Tra le “follie” del ciclista c’è l’ostinazione quotidiana a portare avanti una rivoluzione contro il caos cittadino. Di quali cambiamenti necessitano i centri urbani, per incentivare l’utilizzo della bicicletta? Alcune città europee sono molto avanti in tal senso, il primo esempio che viene in mente è Copenhagen, ma com’è la situazione in Italia e nella tua città, Genova, in cui pedali ogni giorno?
La situazione è disastrosa, a parte qualche isola felice. La politica arriva sempre dopo, e pensa che la bici e le ciclabili non portino soldi ma solo aggravamenti sui bilanci. Non è così. Le stime dicono il contrario, anche solo guardando ciò che si risparmia in termini di sanità pubblica, meno incidenti, meno intossicati da smog, meno soldi spesi. In più il cicloturismo sta crescendo esponenzialmente, e solo i miopi non ne comprendono il potenziale. Le città hanno bisogno di terapie shock, è inutile stare a discutere per anni per cercare di dare un cambiamento. Come disse l’architetto della ciclabile di Copenaghen, le parole stanno a zero. Piste e corsie ciclabili, zone 30, incentivazione del trasporto pubblico con modalità di interscambio, centri totalmente chiusi al traffico, tasse esorbitanti per i SUV in città, campagne per la sicurezza e pene certe per chi non rispetta le norme. Per dirne qualcuna. Genova non fa eccezione, e anzi sta regredendo dopo un periodo interessante. Dalla recente volontà di abbattere il Carlini alla pista ciclabile di dinegro che finisce nel nulla. Non c’è visione complessiva della città ciclabile, si ragiona per pezzi che quasi mai si uniscono. Ma noi ci ostiniamo, ho iniziato 8 anni fa da solo ad andare in bici in Valbisagno, oggi siamo una decina, molto bene.

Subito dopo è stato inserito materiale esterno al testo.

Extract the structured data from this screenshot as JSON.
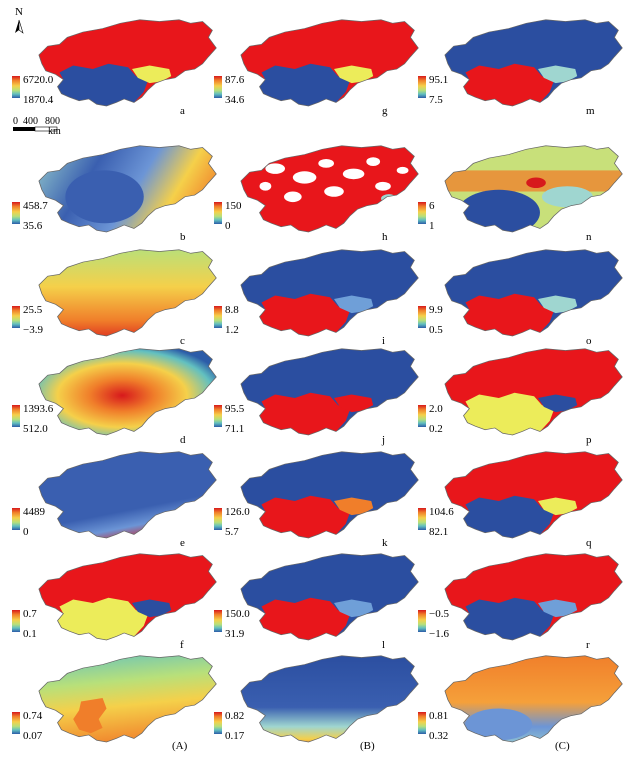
{
  "north_label": "N",
  "scale_bar": {
    "ticks": [
      "0",
      "400",
      "800"
    ],
    "unit": "km"
  },
  "column_labels": [
    "(A)",
    "(B)",
    "(C)"
  ],
  "palette": {
    "red": "#e8161b",
    "blue": "#2b4ea0",
    "yellow": "#ecec5a",
    "cyan": "#9fd6d0",
    "orange": "#f07e2a",
    "lightblue": "#6f9fd8",
    "ramp": [
      "#d7191c",
      "#f07e2a",
      "#f5d04a",
      "#b8e07a",
      "#62c0c0",
      "#2c5ca8"
    ]
  },
  "panels": [
    {
      "letter": "a",
      "max": "6720.0",
      "min": "1870.4",
      "fill": "red",
      "sub": "blue",
      "accent": "yellow"
    },
    {
      "letter": "g",
      "max": "87.6",
      "min": "34.6",
      "fill": "red",
      "sub": "blue",
      "accent": "yellow"
    },
    {
      "letter": "m",
      "max": "95.1",
      "min": "7.5",
      "fill": "blue",
      "sub": "red",
      "accent": "cyan"
    },
    {
      "letter": "b",
      "max": "458.7",
      "min": "35.6",
      "fill": "gradient-b"
    },
    {
      "letter": "h",
      "max": "150",
      "min": "0",
      "fill": "patchy-red"
    },
    {
      "letter": "n",
      "max": "6",
      "min": "1",
      "fill": "mixed-n"
    },
    {
      "letter": "c",
      "max": "25.5",
      "min": "−3.9",
      "fill": "gradient-c"
    },
    {
      "letter": "i",
      "max": "8.8",
      "min": "1.2",
      "fill": "blue",
      "sub": "red",
      "accent": "lightblue"
    },
    {
      "letter": "o",
      "max": "9.9",
      "min": "0.5",
      "fill": "blue",
      "sub": "red",
      "accent": "cyan"
    },
    {
      "letter": "d",
      "max": "1393.6",
      "min": "512.0",
      "fill": "gradient-d"
    },
    {
      "letter": "j",
      "max": "95.5",
      "min": "71.1",
      "fill": "blue",
      "sub": "red",
      "accent": "red"
    },
    {
      "letter": "p",
      "max": "2.0",
      "min": "0.2",
      "fill": "red",
      "sub": "yellow",
      "accent": "blue"
    },
    {
      "letter": "e",
      "max": "4489",
      "min": "0",
      "fill": "gradient-e"
    },
    {
      "letter": "k",
      "max": "126.0",
      "min": "5.7",
      "fill": "blue",
      "sub": "red",
      "accent": "orange"
    },
    {
      "letter": "q",
      "max": "104.6",
      "min": "82.1",
      "fill": "red",
      "sub": "blue",
      "accent": "yellow"
    },
    {
      "letter": "f",
      "max": "0.7",
      "min": "0.1",
      "fill": "red",
      "sub": "yellow",
      "accent": "blue"
    },
    {
      "letter": "l",
      "max": "150.0",
      "min": "31.9",
      "fill": "blue",
      "sub": "red",
      "accent": "lightblue"
    },
    {
      "letter": "r",
      "max": "−0.5",
      "min": "−1.6",
      "fill": "red",
      "sub": "blue",
      "accent": "lightblue"
    },
    {
      "letter": "",
      "max": "0.74",
      "min": "0.07",
      "fill": "gradient-A"
    },
    {
      "letter": "",
      "max": "0.82",
      "min": "0.17",
      "fill": "gradient-B"
    },
    {
      "letter": "",
      "max": "0.81",
      "min": "0.32",
      "fill": "gradient-C"
    }
  ]
}
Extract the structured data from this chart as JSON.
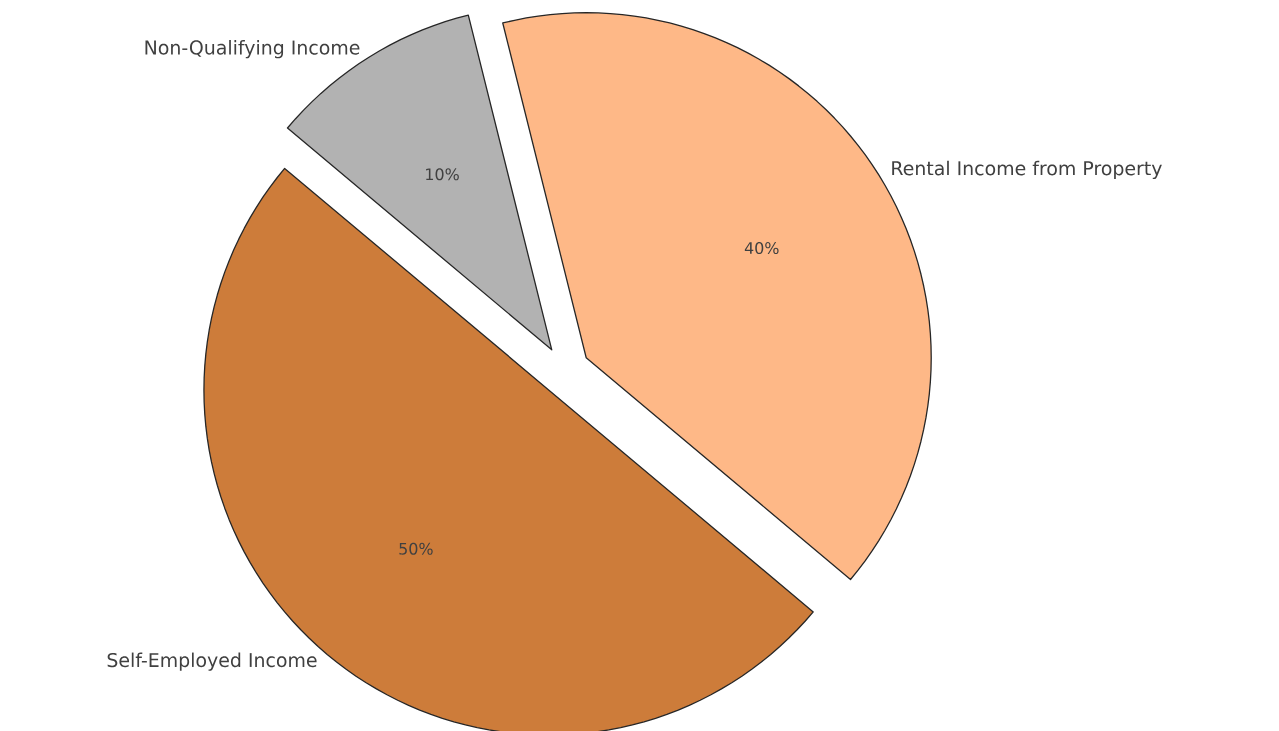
{
  "chart_data": {
    "type": "pie",
    "categories": [
      "Rental Income from Property",
      "Non-Qualifying Income",
      "Self-Employed Income"
    ],
    "values": [
      40,
      10,
      50
    ],
    "colors": [
      "#feb887",
      "#b2b2b2",
      "#cd7c3a"
    ],
    "value_labels": [
      "40%",
      "10%",
      "50%"
    ]
  }
}
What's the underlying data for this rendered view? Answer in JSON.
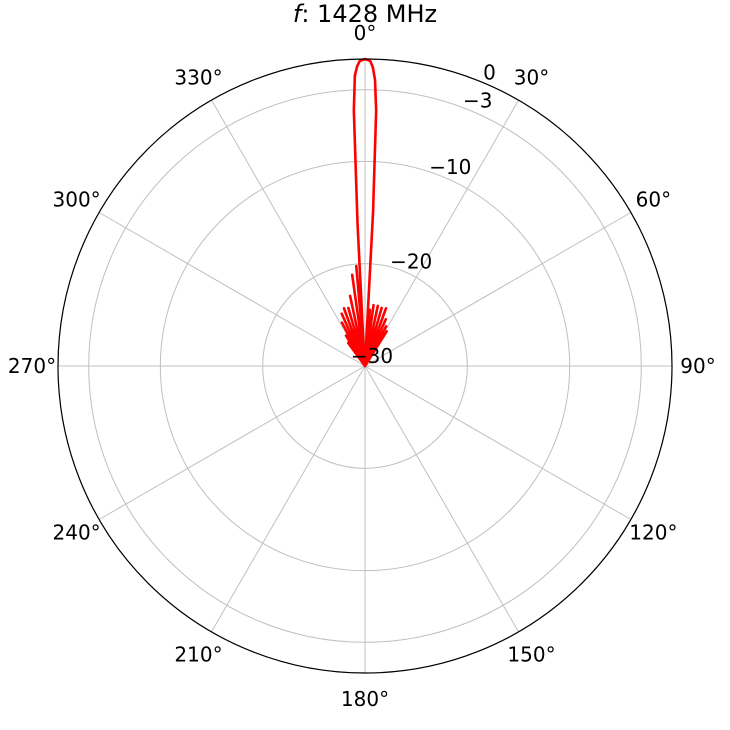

Per finire, si potrebbe dire: socialità e l’arte della manutenzione della bicicletta: le ciclofficine.
Le ciclofficine sono una realtà bella e importante, patrimonio di una città. Sono luoghi dove ancora si può incontrare gente e scambiare due parole, e oggi oltre al bar non lo fai quasi più da nessuna parte. Anzi non scambiamo più parole, ma siamo sempre arrabbiati con qualcuno. La ciclofficine diffondono una cultura, quella della bicicletta, sana e importante, non solo per chi va in bici ma per tutti, visti gli allarmi climatici che, ancora, ignoriamo.